Recent fee cuts on six Invesco PowerShares funds are aimed at institutional investors, Ben Fulton says.
It’s tempting to think that PowerShares’ latest fee cuts on six ETFs means the No. 4 U.S. exchange-traded fund provider is jumping right in and joining iShares, Vanguard and Schwab in what many are calling a fee war in the U.S. ETF industry.
Not so quick, Ben Fulton, head of Wheaton, Ill.-based Invesco PowerShares told IndexUniverse.com Correspondent Cinthia Murphy. While the cuts—which amount to more than 40 percent on some of the strategies—are part of the overall downward pressure on fees in the financial services industry, they are mainly aimed at institutional investors who are becoming much bigger clients for PowerShares.
IU: In the wake of a round of fee cuts from several ETF providers this year, has Invesco PowerShares felt pressured to join this race to the bottom in terms of ETF fees? Is that the motivation here for these recent cuts, or is that putting it too simplistically?
Fulton: This is a step toward something we started three or four years ago when we lowered the fees on some of our U.S.-based fundamental products, knowing we wanted to lower fees on some non-U.S.-based ETFs at some point, too.

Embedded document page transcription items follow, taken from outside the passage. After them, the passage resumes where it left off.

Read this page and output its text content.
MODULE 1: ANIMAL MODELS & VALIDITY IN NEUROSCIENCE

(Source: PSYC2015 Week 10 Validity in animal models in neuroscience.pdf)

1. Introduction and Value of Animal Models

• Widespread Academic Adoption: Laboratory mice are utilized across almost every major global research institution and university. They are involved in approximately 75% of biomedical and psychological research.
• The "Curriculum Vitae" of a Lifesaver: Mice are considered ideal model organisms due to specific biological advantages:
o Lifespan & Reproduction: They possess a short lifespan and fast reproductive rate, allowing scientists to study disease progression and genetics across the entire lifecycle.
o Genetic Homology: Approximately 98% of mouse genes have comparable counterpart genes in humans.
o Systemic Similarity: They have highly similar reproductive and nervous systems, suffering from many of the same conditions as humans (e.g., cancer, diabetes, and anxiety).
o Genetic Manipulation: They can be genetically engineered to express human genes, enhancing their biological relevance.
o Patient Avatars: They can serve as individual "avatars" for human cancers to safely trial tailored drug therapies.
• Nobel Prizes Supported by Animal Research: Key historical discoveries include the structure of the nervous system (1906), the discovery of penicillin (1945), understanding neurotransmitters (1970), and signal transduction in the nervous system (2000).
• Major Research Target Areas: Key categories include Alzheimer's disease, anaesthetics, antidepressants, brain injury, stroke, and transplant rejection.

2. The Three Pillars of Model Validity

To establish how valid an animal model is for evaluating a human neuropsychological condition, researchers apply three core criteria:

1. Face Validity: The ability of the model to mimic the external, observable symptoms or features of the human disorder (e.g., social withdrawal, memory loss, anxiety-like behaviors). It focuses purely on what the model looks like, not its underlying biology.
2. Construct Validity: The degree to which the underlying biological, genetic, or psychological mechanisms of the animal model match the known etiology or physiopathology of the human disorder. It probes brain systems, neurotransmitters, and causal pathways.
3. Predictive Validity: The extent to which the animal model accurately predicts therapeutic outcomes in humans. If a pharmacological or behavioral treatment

But we needed to discuss it internally and with our board, and we also needed to see some track record in terms of asset growth first, which we did.
I don’t necessarily see these fee cuts in connection with what other ETF providers are doing because those cuts have been more in the “plain” beta space, where what we have is fundamental-based products. We understand that the enhanced beta cost needs to be priced differently, but we still thought that while these funds have had some amount of success, they warranted a reduction of fees. It was all basic product management—that’s what drove it.
IU: Do the fee cuts reflect asset growth that’s been slower than expected?
Fulton: No. In fact, what we’ve seen in fundamental indexing is that it used to be used primarily by individual advisors, but it has grown to include more institutional users, so we needed to price these funds more competitively to appeal to a broader clientele.
In the case of the S&P products, specifically, we tried to bring those more in line with some of the other S&P-linked products like the PowerShares low-volatility offerings. It’s really about housekeeping, but we do hope it will help attract more assets.